Snowden: ” In his response, Putin denied the first part of the question and dodged on the latter. There are serious inconsistencies in his denial – and we’ll get to them soon – but it was not the president’s suspiciously narrow answer that was criticised by many pundits. It was that I had chosen to ask a question at all.
I was surprised that people who witnessed me risk my life to expose the surveillance practices of my own country could not believe that I might also criticise the surveillance policies of Russia, a country to which I have sworn no allegiance, without ulterior motive. I regret that my question could be misinterpreted, and that it enabled many to ignore the substance of the question – and Putin’s evasive response – in order to speculate, wildly and incorrectly, about my motives for asking it.“
Last Friday, the journalists behind the NSA-disclosures received the prestigious Polk Award (Watch their acceptance speech here) and on Monday the Pulitzer Prize followed (in the Public Interest category, no less). All involved parties used the occasion to thank their source – Edward Snowden – for making the reporting possible. A greater recognition of him as a whistleblower (as opposed to Russian spy, coward, narcissist) is hard to imagine.
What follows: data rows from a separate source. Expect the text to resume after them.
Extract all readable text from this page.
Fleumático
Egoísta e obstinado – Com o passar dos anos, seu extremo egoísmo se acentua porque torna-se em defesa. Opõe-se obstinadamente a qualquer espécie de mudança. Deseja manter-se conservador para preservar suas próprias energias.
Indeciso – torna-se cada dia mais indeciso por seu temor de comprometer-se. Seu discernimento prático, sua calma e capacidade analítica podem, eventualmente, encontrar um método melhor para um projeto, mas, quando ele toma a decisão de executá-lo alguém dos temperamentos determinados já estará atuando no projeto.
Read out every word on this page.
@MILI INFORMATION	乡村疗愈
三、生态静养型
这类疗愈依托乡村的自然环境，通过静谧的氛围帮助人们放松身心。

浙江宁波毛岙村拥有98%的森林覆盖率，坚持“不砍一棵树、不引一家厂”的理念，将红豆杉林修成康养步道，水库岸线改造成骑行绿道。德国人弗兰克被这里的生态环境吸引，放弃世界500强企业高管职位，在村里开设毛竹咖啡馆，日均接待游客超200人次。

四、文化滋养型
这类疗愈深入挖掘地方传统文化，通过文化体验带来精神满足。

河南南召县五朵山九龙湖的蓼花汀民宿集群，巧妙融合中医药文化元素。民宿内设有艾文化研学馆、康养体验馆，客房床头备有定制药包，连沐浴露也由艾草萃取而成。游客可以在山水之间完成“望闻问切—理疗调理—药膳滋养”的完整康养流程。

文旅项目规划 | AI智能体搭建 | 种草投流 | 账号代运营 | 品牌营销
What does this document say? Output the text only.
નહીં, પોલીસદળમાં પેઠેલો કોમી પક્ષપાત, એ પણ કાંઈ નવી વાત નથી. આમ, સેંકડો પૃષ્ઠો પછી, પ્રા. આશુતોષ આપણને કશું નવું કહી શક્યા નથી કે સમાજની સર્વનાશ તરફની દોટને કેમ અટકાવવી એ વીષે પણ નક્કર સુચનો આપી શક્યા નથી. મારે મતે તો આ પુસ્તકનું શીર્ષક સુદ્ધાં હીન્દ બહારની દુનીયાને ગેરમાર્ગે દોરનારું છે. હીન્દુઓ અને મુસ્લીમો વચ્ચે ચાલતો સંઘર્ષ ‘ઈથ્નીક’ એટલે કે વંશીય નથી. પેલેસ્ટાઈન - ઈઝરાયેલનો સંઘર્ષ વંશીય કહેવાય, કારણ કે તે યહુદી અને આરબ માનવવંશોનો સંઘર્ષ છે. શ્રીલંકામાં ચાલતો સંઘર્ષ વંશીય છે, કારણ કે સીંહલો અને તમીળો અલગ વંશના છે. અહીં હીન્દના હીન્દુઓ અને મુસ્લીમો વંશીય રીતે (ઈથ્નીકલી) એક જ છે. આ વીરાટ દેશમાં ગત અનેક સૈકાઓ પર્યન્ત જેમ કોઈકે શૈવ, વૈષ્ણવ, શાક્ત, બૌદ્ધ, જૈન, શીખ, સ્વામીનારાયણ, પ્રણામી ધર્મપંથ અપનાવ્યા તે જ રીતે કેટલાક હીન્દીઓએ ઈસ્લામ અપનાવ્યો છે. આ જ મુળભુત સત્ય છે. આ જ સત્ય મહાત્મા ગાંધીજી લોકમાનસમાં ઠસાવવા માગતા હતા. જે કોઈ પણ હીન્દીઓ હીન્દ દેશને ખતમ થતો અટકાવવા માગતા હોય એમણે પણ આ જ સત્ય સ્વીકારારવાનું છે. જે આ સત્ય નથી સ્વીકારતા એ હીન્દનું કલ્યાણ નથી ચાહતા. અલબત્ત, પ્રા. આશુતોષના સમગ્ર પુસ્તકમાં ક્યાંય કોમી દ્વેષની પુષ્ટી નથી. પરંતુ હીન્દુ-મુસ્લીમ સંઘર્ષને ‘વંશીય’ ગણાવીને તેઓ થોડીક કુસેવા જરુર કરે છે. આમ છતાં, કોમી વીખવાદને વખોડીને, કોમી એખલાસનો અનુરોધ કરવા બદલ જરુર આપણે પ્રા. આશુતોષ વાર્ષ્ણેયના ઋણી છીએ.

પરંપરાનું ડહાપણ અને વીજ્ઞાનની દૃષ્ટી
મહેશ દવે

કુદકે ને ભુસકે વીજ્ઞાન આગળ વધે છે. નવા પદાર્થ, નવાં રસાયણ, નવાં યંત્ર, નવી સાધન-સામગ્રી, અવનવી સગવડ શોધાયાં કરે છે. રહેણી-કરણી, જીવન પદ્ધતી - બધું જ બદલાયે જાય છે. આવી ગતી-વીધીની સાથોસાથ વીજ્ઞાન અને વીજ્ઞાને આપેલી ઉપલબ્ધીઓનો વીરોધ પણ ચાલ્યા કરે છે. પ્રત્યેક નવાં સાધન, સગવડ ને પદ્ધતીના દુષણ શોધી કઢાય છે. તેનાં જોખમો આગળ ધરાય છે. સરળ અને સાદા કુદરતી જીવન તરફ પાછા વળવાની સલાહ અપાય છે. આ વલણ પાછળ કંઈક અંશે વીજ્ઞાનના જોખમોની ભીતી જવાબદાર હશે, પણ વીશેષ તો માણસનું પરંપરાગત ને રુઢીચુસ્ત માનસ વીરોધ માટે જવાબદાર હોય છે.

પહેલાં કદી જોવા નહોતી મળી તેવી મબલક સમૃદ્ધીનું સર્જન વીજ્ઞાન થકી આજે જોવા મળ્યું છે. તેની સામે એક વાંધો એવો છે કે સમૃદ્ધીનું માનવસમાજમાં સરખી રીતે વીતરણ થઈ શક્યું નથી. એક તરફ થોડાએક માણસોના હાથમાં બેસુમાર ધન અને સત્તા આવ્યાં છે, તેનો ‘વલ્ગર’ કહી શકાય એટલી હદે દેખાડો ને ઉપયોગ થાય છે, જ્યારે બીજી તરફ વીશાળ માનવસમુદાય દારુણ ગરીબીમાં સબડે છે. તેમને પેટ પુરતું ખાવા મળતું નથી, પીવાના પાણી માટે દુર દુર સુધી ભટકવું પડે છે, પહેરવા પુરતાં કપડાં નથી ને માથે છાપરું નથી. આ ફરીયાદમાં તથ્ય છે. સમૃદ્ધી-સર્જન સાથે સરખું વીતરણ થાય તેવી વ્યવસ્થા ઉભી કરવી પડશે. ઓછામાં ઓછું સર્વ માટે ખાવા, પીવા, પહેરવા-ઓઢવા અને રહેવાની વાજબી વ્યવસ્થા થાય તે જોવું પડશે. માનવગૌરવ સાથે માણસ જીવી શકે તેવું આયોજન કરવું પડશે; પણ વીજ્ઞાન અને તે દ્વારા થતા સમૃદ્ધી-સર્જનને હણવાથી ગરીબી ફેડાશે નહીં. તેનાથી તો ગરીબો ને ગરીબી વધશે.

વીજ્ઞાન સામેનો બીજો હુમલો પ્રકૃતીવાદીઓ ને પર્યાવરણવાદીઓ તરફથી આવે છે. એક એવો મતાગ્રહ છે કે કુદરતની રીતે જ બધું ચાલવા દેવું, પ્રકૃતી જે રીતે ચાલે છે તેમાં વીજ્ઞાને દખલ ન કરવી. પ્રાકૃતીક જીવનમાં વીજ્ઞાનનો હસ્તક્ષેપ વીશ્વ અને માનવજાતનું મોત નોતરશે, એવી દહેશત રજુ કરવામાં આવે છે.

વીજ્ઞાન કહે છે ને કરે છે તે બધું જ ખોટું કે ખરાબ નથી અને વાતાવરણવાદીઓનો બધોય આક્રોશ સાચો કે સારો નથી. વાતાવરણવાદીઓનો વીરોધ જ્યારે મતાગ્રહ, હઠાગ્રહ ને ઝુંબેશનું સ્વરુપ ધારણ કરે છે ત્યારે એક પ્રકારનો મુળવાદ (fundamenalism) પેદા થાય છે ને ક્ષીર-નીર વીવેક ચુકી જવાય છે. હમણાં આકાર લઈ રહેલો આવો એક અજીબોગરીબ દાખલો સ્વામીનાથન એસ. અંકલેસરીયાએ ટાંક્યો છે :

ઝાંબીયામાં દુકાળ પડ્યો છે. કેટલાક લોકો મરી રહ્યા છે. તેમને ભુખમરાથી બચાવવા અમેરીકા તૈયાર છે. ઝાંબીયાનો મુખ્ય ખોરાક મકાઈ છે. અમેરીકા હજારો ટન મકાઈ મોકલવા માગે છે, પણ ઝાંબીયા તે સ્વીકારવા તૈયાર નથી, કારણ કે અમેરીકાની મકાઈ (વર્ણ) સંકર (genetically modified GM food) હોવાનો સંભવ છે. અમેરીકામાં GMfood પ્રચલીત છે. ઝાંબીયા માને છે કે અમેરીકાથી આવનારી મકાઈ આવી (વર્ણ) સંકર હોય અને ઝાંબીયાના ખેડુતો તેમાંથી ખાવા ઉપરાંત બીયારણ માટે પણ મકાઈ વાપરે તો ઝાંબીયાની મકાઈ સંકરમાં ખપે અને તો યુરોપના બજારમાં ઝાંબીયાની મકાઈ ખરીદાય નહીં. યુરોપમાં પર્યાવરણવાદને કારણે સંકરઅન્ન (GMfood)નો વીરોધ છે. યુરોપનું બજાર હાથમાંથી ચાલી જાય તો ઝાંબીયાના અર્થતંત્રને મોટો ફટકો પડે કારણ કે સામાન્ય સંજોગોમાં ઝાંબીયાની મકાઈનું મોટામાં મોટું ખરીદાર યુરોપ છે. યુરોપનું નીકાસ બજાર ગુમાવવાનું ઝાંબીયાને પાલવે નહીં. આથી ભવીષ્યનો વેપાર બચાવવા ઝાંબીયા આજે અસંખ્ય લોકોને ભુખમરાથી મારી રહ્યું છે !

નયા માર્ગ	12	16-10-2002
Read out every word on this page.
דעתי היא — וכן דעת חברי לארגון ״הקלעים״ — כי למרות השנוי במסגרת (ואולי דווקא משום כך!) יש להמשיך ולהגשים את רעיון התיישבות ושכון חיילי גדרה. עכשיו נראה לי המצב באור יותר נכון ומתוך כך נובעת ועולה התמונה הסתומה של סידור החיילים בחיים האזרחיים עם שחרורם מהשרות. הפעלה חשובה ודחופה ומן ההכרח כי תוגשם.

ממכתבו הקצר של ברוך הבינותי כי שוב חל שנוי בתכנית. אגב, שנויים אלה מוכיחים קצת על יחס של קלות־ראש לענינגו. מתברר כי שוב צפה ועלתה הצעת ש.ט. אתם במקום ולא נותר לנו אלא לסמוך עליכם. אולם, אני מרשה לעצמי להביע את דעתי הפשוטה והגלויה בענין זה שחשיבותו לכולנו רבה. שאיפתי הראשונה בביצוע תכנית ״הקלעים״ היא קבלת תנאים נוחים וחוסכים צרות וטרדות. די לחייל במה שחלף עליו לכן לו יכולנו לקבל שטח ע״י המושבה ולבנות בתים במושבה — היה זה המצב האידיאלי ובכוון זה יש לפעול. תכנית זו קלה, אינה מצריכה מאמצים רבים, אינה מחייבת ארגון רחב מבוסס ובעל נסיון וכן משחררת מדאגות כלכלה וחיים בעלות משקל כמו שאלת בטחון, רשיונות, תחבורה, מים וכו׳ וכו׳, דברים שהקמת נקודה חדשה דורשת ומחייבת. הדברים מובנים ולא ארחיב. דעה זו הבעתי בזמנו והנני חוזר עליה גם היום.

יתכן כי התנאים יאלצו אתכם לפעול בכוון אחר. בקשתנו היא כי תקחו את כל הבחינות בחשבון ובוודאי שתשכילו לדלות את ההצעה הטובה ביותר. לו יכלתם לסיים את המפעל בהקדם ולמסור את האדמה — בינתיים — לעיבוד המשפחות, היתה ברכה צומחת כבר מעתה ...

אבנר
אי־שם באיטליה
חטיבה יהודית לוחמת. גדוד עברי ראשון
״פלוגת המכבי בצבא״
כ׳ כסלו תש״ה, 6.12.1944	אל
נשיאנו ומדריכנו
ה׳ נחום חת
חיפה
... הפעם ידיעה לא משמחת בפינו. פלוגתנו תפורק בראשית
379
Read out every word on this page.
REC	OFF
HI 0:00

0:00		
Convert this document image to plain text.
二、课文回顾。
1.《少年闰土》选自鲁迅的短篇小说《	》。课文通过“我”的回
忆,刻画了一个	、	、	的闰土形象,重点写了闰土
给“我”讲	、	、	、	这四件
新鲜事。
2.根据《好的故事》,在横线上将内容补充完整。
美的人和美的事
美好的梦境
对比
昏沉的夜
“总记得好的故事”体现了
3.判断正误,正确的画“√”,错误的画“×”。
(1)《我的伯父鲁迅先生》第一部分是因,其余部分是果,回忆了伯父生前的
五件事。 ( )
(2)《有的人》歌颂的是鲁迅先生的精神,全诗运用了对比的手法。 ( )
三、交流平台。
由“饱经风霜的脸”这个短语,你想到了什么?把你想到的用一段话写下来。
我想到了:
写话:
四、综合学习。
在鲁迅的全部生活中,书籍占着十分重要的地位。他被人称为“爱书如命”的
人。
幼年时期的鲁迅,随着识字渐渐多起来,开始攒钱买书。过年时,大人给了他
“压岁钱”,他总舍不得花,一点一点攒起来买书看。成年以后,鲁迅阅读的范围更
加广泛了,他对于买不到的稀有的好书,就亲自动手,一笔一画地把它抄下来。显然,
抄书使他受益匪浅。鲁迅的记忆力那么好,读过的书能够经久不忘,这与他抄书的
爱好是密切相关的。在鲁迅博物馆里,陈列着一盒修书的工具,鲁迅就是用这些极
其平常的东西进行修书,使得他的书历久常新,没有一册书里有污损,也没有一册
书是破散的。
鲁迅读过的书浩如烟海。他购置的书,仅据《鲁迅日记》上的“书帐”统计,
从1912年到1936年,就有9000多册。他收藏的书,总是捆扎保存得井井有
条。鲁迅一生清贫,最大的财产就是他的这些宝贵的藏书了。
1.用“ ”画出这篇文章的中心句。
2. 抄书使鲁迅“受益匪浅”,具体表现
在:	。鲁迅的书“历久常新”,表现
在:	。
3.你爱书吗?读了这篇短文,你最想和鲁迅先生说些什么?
In a week or so, the Danish Parliament will vote on whether grant Snowden protection here in Denmark. 6 MPs (and more than 3.000 ordinary Danes) have signed my petition calling for just that (feel free to do so yourself).
Unfortunately (but as expected), it seems like only a few MPs will vote for the motion. That says a lot about Danish MPs, politics, and the media if they (again) can get away with not caring about the real issues.
No matter what, this won’t be the last words in this case.